# Fishing without a license.



## mattmc2003 (Apr 4, 2009)

I was wondering if anyone knows what the cost of fishing without a license will cost us. My wife got the ticket today. Me, my wife, son, and two cousins went boating. I knew she didn't have a license, she said she didnt wanna fish anyway. But, guess who picked up a pole about 2 minutes before DNR pulled up.....oh yeah. I also had my new .45 XD layin in the rod box, not sure if that is illegal or not, but it was there. When he asks about life jackets, the littlest cousin goes jerking open compartments. I just knew he saw it. It was in plain view since the life jackets were out, but nothing was said. Im not sure if i did anything wrong anyway. Well, any idea on the cost of the no license ticket? We were on lake hartwell in GA.


----------



## tomtrees58 (Apr 4, 2009)

:hmm3grin2orange:i guess you should no better just look it up tom trees


----------



## Metals406 (Apr 4, 2009)

I think I paid 80 bucks about 12 years ago?


----------



## TheLumberJack (Apr 4, 2009)

the fines are different everywhere.

i had a coworker get one here in PA last year..i believe he said $120..something like that.
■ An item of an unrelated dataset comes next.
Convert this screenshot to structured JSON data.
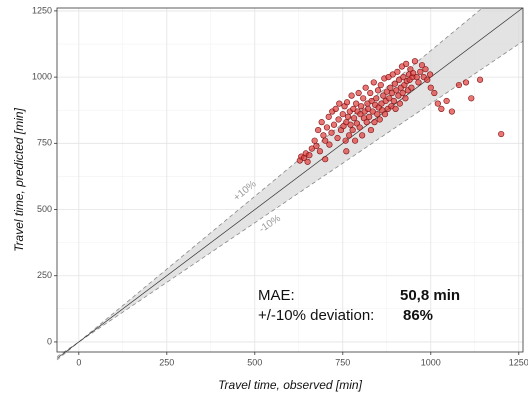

no big deal this time around on the gun issue since you weren't sighted but sound advice would be learn and live your state's firearms regulations. anything involving firearms is very serious. your wife's little no fishing license ticket could have easily ended in guns being drawn and you being cuffed until the pistols story was clarified. 

many states are open carry states, meaning if you don't conceal your sidearm you're free to be about with it on your hip. 

also, i'm an nra instructor and give concealed carry classes which then allows you to be licensed for a concealed weapons permit...it's like a $75 fee and good for 5 years...go do it...all your worries will be gone.

good luck


i'm active over on defensivecarry.com if you want to learn more in that department. that xd is a nice piece by the way.


----------



## tree md (Apr 4, 2009)

Not sure on the no license ticket but I got pulled over with a .357 mag in the car onetime in GA. This was prolly 20 years ago and funny thing is I was transporting it to show someone who was interested in buying it. It was the last handgun I owned. I declared the weapon when the State Trooper wanted to search my car. He spent over an hour searching my car and the local deputy sheriffs showed up (including one I went to church with). The trooper was looking for dope. I guess he figured I would have dope since I was transporting a firearm (no ammo). The deputy who went to my church talked him into abandoning his search but they did confiscate the gun. It was unregistered and the stainless steel on the bottom of the butt of the handle was scratched where the serial number was. Kind of looked like the numbers had intentionally tried to be removed. They wanted to run the gun and see what the deal was with it. They kept it a couple of weeks until it came up clean then I was allowed to pick it up. No charges or tickets where filed. I eventually sold it.


----------



## mattmc2003 (Apr 4, 2009)

My local sheriff told me where you can and can't have a firearm in a vehicle, but a boat would be different i guess. It couldn't be in the open cause of the small boat, it would be under our feet. It was in the rod box in its holster. And here, its only about 40 for the concealed permit. No class involved. I gotta do that asap.


----------



## mattmc2003 (Apr 4, 2009)

tomtrees58 said:


> :hmm3grin2orange:i guess you should no better just look it up tom trees



I did tom, I did. Its different from county to county just about. Just figured i'd get a general answer. mattmc2003


----------



## ross_scott (Apr 4, 2009)

Over here in New Zealand if you are caught fishing without a permit you lose your fishing gear, car, boat (if you are using one) and you get a fine (this is for freshwater fishing) for salt water the same penalties apply for undersize and exceeding bag limit


----------



## ShoerFast (Apr 4, 2009)

Last time I checked, the pistol was legal, but commander #### for brains only been in for a few?

If there is a mandatory court appearance, buy the licensee to show the judge, offer nothing but an apology to the court and a 'thank you your honer' on your way out,,,, you can call him anything you want once back in the truck!


----------